According to federal law enforcement officials familiar with the investigation, federal officials are also looking into CDR’s political and financial ties to Pennsylvania governor Ed Rendell, as well as to Democratic state and local officials in Illinois, California, Florida, and Pennsylvania. Rendell placed Rubin on a political patronage commission in Pennsylvania, and Rubin was also given a seat on a Los Angeles City commission back in 2002, both seemingly as the result of monetary contributions to political action committees. Rubin has also been a financial supporter of Rev. Al Sharpton. CDR also had close business ties to Freddie Mac and Fannie Mae, marketing and selling financial instruments created through low-income housing “lease to own” programs across the country. “If someone wants to understand just how deep Democrats are into the housing bubble and the economic crisis, they should look at some of the financial wheeling and dealing around some of those ‘lease to own’ programs,” says a former Freddie Mac lobbyist based in Washington. “It’s a veritable ‘who’s who’ of Democratic state and local politics from New York to Los Angeles.”
Rubin, founded the firm known for many years as Chambers, Dunhill, Rubin & Co, though there is no Chambers or Dunhill associated with the firm.
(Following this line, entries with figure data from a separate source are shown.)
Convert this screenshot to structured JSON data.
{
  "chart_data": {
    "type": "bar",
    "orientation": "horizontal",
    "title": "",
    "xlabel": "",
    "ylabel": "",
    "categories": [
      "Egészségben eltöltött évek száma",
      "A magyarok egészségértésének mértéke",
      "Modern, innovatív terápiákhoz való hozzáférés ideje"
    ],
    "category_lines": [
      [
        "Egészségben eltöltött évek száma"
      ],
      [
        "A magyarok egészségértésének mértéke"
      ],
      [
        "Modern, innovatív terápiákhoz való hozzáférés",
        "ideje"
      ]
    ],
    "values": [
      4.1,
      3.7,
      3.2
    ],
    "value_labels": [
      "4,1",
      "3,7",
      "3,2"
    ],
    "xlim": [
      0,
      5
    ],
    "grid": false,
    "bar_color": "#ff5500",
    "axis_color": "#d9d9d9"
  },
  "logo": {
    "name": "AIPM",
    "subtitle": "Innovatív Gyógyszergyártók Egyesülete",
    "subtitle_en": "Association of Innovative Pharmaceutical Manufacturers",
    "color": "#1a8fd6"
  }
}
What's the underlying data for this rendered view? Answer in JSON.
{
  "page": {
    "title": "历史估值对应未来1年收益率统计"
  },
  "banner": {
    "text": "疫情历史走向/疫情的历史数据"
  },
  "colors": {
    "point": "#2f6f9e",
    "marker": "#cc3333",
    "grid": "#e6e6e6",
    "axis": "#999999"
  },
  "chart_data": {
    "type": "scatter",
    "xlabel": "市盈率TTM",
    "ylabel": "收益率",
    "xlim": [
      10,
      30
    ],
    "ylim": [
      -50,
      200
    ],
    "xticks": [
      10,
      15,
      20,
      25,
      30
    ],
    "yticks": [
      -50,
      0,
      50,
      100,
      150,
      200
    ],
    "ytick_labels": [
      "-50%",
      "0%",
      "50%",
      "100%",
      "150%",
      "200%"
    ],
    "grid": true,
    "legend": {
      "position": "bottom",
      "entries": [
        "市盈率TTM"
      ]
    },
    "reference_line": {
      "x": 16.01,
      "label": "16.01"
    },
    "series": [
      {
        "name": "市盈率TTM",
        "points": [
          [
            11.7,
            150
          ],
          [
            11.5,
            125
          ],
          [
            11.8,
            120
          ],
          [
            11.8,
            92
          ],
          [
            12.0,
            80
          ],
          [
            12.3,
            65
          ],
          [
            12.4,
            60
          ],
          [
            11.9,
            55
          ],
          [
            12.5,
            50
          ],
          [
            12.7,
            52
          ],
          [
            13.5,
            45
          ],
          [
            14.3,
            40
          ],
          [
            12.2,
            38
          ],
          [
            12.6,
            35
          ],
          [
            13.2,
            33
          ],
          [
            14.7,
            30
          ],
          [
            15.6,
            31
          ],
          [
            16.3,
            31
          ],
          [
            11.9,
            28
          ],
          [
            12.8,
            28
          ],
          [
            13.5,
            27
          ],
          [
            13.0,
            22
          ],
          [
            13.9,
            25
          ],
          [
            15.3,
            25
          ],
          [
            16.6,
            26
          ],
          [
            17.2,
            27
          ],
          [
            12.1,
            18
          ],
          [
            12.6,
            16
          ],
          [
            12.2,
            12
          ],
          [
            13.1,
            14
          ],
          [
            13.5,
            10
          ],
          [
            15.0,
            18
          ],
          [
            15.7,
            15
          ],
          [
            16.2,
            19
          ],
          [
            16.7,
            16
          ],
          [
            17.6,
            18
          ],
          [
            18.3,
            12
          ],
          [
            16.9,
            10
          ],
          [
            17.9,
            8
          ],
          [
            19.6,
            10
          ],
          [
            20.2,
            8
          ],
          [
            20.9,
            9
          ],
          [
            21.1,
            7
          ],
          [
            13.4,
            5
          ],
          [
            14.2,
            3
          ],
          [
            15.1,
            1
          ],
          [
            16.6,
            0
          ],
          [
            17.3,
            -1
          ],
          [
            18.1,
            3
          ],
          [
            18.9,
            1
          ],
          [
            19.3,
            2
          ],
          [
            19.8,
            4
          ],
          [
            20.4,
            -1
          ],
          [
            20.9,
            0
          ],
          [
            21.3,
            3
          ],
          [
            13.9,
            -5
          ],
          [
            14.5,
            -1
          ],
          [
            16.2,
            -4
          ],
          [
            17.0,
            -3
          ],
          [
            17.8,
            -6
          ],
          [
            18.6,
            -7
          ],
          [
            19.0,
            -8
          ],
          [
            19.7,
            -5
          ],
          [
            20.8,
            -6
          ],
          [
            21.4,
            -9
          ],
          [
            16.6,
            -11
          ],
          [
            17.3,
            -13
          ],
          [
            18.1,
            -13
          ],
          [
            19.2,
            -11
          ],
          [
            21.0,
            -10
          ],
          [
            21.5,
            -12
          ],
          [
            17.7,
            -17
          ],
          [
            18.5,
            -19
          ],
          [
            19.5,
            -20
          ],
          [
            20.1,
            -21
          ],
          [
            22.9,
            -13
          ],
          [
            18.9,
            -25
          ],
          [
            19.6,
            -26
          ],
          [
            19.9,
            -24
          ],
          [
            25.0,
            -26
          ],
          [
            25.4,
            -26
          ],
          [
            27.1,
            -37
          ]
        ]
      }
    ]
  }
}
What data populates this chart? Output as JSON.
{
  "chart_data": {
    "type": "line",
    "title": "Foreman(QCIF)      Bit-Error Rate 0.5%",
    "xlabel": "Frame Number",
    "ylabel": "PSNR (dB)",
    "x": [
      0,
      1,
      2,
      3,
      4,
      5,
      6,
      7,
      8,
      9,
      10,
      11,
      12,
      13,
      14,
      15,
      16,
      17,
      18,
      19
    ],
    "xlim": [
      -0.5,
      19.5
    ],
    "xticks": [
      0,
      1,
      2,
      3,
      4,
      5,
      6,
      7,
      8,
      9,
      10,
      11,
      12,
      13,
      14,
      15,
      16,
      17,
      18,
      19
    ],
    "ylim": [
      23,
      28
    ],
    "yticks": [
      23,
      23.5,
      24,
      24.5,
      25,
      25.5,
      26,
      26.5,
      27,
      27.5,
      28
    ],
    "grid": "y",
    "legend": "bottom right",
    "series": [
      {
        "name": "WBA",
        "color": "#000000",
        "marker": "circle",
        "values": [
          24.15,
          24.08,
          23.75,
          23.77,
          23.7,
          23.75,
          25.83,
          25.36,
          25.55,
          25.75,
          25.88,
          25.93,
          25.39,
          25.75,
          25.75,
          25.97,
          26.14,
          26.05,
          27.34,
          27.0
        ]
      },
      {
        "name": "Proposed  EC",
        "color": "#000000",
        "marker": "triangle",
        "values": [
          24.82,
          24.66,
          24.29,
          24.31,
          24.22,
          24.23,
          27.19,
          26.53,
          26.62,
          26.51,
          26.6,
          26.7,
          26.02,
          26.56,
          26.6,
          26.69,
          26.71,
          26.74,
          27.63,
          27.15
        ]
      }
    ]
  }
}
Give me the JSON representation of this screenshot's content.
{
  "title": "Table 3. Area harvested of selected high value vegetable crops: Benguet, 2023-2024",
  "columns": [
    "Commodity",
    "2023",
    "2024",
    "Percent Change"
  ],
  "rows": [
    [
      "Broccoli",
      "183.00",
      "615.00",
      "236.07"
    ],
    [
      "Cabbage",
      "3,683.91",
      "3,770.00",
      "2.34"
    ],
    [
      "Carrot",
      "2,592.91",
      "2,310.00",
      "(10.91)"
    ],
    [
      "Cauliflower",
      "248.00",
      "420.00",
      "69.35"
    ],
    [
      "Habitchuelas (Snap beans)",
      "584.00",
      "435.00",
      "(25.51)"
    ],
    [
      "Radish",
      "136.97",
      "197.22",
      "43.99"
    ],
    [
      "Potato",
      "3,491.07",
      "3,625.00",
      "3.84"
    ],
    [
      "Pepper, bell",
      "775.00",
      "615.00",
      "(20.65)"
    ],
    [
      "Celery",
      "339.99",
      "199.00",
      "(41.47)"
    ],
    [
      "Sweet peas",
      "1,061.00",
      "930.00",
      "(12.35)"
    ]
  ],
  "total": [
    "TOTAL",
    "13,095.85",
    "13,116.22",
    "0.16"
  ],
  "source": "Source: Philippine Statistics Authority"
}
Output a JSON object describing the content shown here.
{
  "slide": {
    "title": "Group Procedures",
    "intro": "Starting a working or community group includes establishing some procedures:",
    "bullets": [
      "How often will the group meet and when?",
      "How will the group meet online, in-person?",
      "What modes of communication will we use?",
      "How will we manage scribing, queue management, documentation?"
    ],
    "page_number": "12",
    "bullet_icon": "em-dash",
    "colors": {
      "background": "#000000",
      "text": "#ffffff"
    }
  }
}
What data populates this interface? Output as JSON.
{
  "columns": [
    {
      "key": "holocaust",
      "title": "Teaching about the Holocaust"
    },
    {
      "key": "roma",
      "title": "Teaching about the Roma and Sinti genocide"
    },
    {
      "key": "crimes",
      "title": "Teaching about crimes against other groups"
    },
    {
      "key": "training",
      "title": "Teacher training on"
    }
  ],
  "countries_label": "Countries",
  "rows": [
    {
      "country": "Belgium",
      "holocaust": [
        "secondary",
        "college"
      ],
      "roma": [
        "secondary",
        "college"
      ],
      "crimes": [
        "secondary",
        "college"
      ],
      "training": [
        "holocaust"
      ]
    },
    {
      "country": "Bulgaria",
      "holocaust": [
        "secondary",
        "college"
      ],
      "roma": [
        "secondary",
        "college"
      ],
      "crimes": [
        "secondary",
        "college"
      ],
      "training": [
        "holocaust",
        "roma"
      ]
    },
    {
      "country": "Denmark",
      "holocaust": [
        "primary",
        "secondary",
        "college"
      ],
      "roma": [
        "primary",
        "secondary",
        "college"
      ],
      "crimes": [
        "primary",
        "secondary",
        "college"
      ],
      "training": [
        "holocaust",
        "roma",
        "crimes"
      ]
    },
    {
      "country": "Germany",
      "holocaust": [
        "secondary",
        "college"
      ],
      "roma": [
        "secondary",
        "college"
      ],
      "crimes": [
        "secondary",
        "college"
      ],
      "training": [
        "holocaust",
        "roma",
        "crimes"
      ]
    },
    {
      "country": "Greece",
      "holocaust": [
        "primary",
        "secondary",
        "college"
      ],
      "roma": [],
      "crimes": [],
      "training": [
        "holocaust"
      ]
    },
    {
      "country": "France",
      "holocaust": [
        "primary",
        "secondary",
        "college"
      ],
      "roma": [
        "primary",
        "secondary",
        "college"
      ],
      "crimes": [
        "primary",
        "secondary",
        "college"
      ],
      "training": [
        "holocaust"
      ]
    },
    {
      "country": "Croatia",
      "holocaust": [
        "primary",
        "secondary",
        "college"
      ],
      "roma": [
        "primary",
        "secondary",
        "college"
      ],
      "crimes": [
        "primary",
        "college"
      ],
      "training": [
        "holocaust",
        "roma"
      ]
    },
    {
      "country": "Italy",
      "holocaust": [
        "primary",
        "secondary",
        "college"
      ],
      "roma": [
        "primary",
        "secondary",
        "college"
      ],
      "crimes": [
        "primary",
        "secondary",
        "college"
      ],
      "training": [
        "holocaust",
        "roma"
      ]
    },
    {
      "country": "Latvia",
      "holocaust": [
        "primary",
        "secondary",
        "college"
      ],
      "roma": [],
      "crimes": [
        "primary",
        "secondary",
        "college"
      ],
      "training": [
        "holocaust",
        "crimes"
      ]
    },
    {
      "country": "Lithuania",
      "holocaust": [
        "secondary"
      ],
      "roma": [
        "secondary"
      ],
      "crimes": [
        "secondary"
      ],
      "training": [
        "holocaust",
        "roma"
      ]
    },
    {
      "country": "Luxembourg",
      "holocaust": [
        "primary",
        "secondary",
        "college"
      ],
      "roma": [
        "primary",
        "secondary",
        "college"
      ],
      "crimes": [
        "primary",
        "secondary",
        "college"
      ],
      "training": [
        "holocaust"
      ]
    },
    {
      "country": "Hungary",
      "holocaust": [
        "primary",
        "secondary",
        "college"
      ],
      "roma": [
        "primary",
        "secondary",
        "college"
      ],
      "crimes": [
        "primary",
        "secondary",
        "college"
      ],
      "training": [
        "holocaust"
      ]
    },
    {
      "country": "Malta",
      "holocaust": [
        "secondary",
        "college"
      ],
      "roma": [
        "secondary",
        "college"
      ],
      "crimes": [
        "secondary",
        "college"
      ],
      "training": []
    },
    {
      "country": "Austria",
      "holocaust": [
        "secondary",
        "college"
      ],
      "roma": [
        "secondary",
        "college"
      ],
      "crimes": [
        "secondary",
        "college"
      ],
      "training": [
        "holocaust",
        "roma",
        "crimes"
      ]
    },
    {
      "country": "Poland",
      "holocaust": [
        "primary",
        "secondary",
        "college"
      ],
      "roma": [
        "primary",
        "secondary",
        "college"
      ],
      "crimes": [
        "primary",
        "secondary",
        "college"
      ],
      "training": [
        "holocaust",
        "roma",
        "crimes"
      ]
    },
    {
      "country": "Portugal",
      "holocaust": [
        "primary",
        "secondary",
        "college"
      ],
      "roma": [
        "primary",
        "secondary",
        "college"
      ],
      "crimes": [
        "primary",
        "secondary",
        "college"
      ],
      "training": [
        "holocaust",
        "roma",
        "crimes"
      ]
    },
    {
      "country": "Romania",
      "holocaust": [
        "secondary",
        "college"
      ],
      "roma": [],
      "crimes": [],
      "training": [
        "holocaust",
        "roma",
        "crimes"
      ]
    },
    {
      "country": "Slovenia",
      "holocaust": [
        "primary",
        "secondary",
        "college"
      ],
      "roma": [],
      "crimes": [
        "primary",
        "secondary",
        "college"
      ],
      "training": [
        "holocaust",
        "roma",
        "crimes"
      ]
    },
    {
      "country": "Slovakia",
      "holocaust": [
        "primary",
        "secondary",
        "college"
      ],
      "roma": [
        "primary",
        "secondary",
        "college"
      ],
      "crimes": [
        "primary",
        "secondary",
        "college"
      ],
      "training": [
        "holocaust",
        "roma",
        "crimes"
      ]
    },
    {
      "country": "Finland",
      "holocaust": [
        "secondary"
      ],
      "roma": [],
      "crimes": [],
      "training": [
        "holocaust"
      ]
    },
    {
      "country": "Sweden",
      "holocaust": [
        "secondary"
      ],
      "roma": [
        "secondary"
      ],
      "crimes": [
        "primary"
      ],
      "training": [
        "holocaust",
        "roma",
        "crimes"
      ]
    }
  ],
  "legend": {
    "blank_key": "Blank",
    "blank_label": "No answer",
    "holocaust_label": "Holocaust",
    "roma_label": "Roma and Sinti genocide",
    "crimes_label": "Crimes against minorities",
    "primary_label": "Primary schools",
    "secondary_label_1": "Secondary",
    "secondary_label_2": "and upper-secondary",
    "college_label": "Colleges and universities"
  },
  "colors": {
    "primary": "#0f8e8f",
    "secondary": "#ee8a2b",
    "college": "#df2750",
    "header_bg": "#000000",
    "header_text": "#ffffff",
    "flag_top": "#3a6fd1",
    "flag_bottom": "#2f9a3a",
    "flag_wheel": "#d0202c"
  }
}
It appears that after a number of embarrassing IRS investigations into alleged back-door deals related to municipal bond financing in Atlanta and other localities in the late 1990s, the firm’s name was changed to CDR Financial.
According to a Bloomberg News report and New Mexico records, between 2003 and 2004, CDR made $951,566 advising the New Mexico Finance Authority on $420 million of interest rate swaps. By comparison, when New York City offered $900 million in derivatives, it paid its adviser about $400,000.
“Long before Bill Richardson was governor, New Mexico was known to be one of the most corrupt states in the country,” says a current Federal Bureau of Investigations official who has overseen criminal investigations related to drug trafficking and organized crime in the state. “If there is anything to this investigation, it appears that it’s just politics as usual for New Mexico.”